Crisis emphasises to companies the environmental advantages of sending e-cards, but also seeks to promote the corporate social responsibility credentials of donating to the Christmas Card Challenge. Companies donate varying amounts according to the size of their Christmas card budget, but more generous donors get larger logos in the newspaper and online advertisements. Crisis sets a donation deadline of 12 November after which the advertisements are printed in the Financial Times.
Results: This year, the Christmas Card Challenge has raised a record £785,000 for the charity - £185,000 more than in 2004. A total of 104 companies donated to the fundraiser - the highest number of contributors so far.
About 77 per cent of companies renewed their donation after participating last year. The charity estimates that the corporate fundraiser offers a cost-to-income ratio of 1:20.
Karin Weatherup, creative director, Burnett Works
I love this. It's so simple. For everyone - the Financial Times, the companies who have given to Crisis instead of sending out a paper storm of Christmas cards and the readers of the newspaper. You get it immediately.

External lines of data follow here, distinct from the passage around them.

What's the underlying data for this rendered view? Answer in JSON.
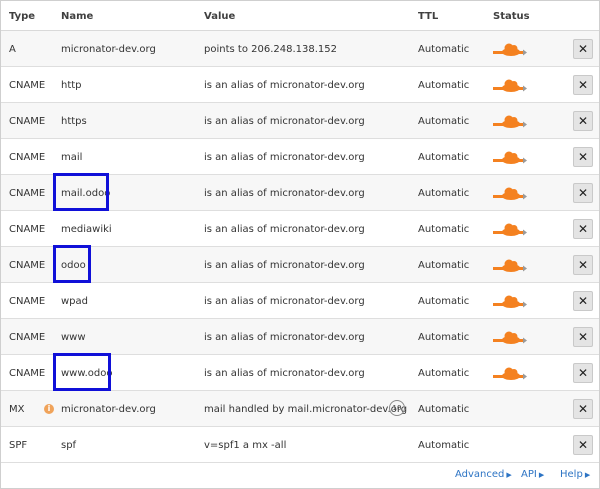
{
  "columns": {
    "type": "Type",
    "name": "Name",
    "value": "Value",
    "ttl": "TTL",
    "status": "Status"
  },
  "records": [
    {
      "type": "A",
      "name": "micronator-dev.org",
      "value": "points to 206.248.138.152",
      "ttl": "Automatic",
      "proxied": true
    },
    {
      "type": "CNAME",
      "name": "http",
      "value": "is an alias of micronator-dev.org",
      "ttl": "Automatic",
      "proxied": true
    },
    {
      "type": "CNAME",
      "name": "https",
      "value": "is an alias of micronator-dev.org",
      "ttl": "Automatic",
      "proxied": true
    },
    {
      "type": "CNAME",
      "name": "mail",
      "value": "is an alias of micronator-dev.org",
      "ttl": "Automatic",
      "proxied": true
    },
    {
      "type": "CNAME",
      "name": "mail.odoo",
      "value": "is an alias of micronator-dev.org",
      "ttl": "Automatic",
      "proxied": true,
      "highlighted": true
    },
    {
      "type": "CNAME",
      "name": "mediawiki",
      "value": "is an alias of micronator-dev.org",
      "ttl": "Automatic",
      "proxied": true
    },
    {
      "type": "CNAME",
      "name": "odoo",
      "value": "is an alias of micronator-dev.org",
      "ttl": "Automatic",
      "proxied": true,
      "highlighted": true
    },
    {
      "type": "CNAME",
      "name": "wpad",
      "value": "is an alias of micronator-dev.org",
      "ttl": "Automatic",
      "proxied": true
    },
    {
      "type": "CNAME",
      "name": "www",
      "value": "is an alias of micronator-dev.org",
      "ttl": "Automatic",
      "proxied": true
    },
    {
      "type": "CNAME",
      "name": "www.odoo",
      "value": "is an alias of micronator-dev.org",
      "ttl": "Automatic",
      "proxied": true,
      "highlighted": true
    },
    {
      "type": "MX",
      "name": "micronator-dev.org",
      "value": "mail handled by mail.micronator-dev.org",
      "ttl": "Automatic",
      "proxied": false,
      "info_icon": "i",
      "priority": "10"
    },
    {
      "type": "SPF",
      "name": "spf",
      "value": "v=spf1 a mx -all",
      "ttl": "Automatic",
      "proxied": false
    }
  ],
  "delete_label": "✕",
  "icons": {
    "status": "cloud-proxied-icon",
    "delete": "close-icon",
    "info": "info-icon"
  },
  "colors": {
    "cloud": "#f48120",
    "highlight": "#1010d8",
    "link": "#2d74c4"
  },
  "footer": {
    "advanced": "Advanced",
    "api": "API",
    "help": "Help"
  }
}
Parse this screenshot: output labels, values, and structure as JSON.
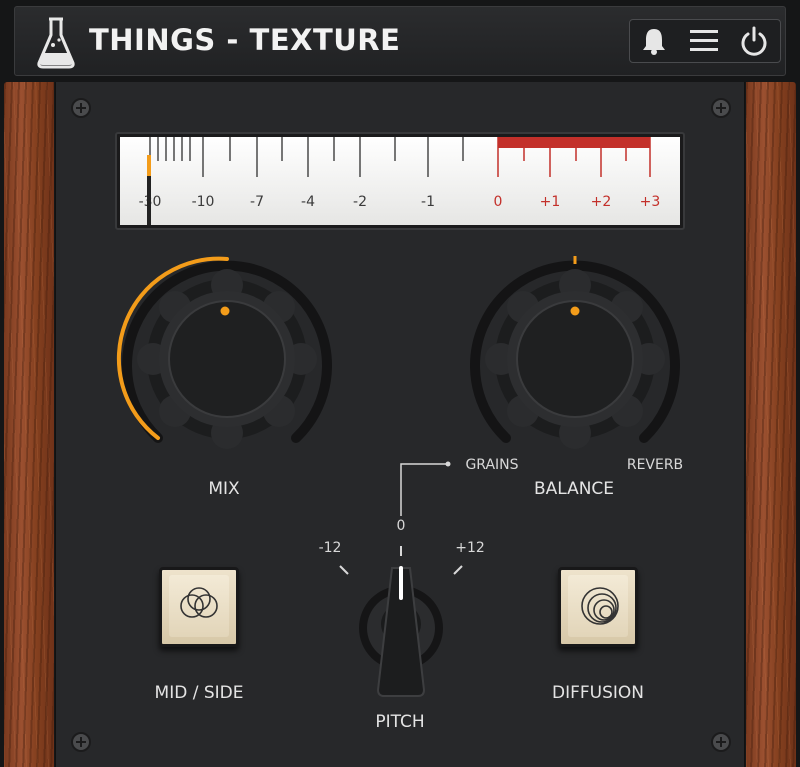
{
  "app": {
    "title": "THINGS - TEXTURE",
    "accent_color": "#f39c1a",
    "meter_red": "#c3302a"
  },
  "header_icons": [
    {
      "name": "bell-icon"
    },
    {
      "name": "menu-icon"
    },
    {
      "name": "power-icon"
    }
  ],
  "meter": {
    "labels": [
      "-30",
      "-10",
      "-7",
      "-4",
      "-2",
      "-1",
      "0",
      "+1",
      "+2",
      "+3"
    ],
    "red_zone_start_label": "0",
    "current_level_label": "-30"
  },
  "knobs": {
    "mix": {
      "label": "MIX",
      "value_fraction": 0.5
    },
    "balance": {
      "label": "BALANCE",
      "left_label": "GRAINS",
      "right_label": "REVERB",
      "value_fraction": 0.5
    }
  },
  "pitch": {
    "label": "PITCH",
    "left_label": "-12",
    "center_label": "0",
    "right_label": "+12",
    "value": "0"
  },
  "buttons": {
    "mid_side": {
      "label": "MID / SIDE"
    },
    "diffusion": {
      "label": "DIFFUSION"
    }
  }
}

The double-page spread copy gives a crystal clear explanation of what the fundraising idea is and what donor companies have done. It also invites FT readers to pick up the phone to get their company involved next year.
However, the visual concept could have done more for Crisis - if this was done in-house or pro bono, apologies. It's OK, but when a charity gets the biggest spread it's ever likely to have in a newspaper with readers of influence and affluence, it seems a shame not to have an image that really illuminates just what the charity can do - in this instance, help homeless people in very practical ways.
The dull, wooden, closed door with an angel fluttering seems to run counter to the headline about opening doors for homeless people. I wanted to see through the door to a homeless person relishing a moment of peace, safe and warm, sore toes resting next to worn out boots. Simplistic? Maybe, but an image specific to Crisis, with an authentic spark, which gives some sense of the outcomes money can buy.
The e-card is cute. People will call their colleagues to have a look.